Rapid detection of independently moving objects by a moving camera system is essential for automatic target recognition (ATR). The image analysis performed by the ATR system must be able to clearly distinguish between the image now generated by the changing position of the camera and the movement of potential targets. In this paper, a qualitative motion detection algorithm that can deal with imprecise knowledge of camera movement is described. This algorithm is based on the notion that the true velocity at any point on an image, arising from a camera moving through a rigid environment, will lie on a one-dimensional locus in the v(x) - v(y) velocity space. Each point on this line maps a constraint circle that represents all components of the true velocity that are parallel to the direction of the spatial gray-scale gradient.

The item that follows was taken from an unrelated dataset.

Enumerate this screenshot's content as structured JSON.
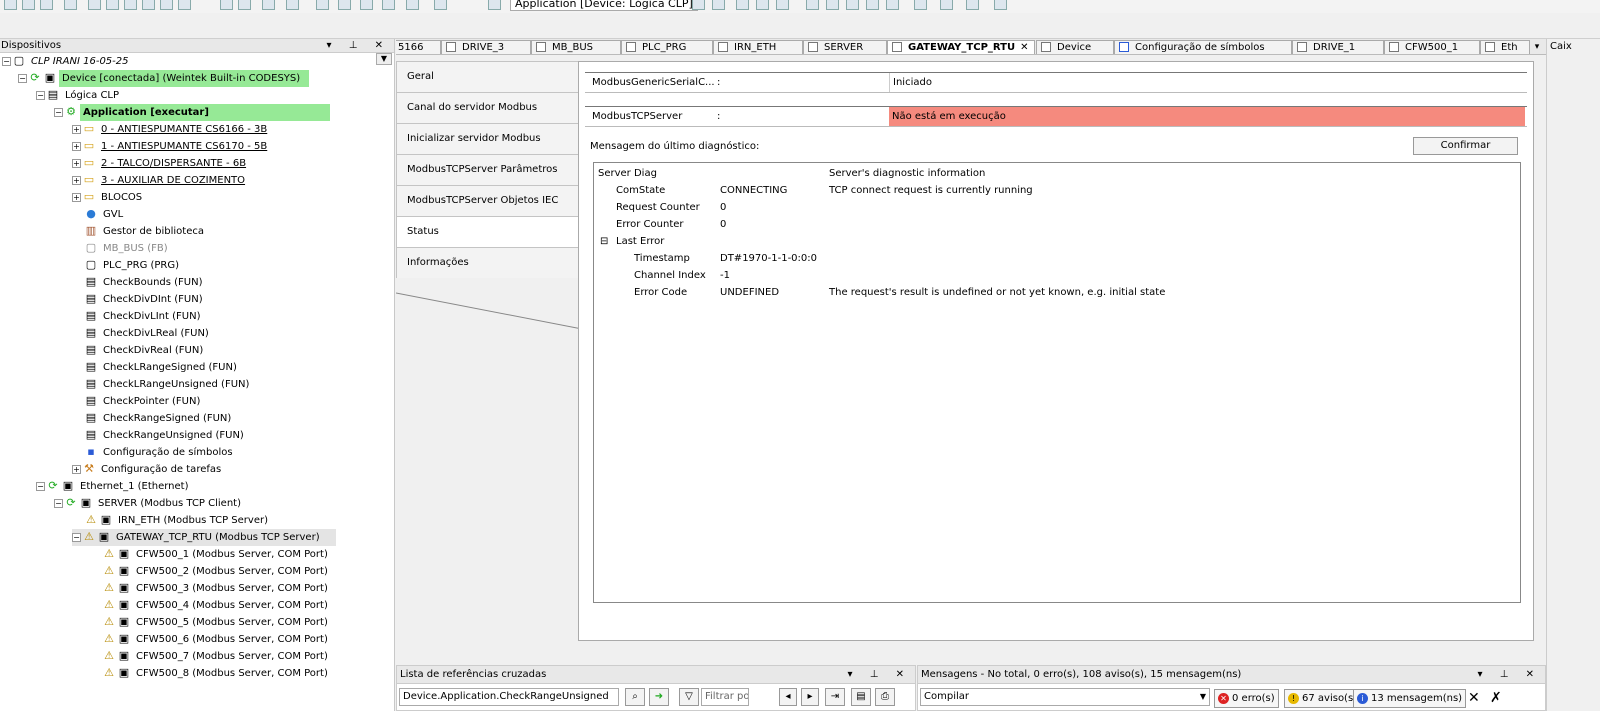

If the camera motion is known, then an independently moving target can be detected because the corresponding gradient-parallel components of velocity are unlikely to fall in the constraint region arising from the union of all the circles generated by the points along the 1-D locus. The algorithm is made more robust by modelling the projected camera velocities as radial fuzzy sets with supports in the 2-D velocity space. Approximate knowledge of the translational and rotational components of camera motion can be used to define the parameters of the corresponding fuzzy constraint region. In terms of detecting independently moving targets, the algorithm tags the gradient-parallel velocity vectors that violate this fuzzy constraint on camera motion. An estimate of the true velocity is computed only at the pixel locations that violate the constraint. To illustrate this approach, a simulation study involving a translating camera system and an independently moving target is presented.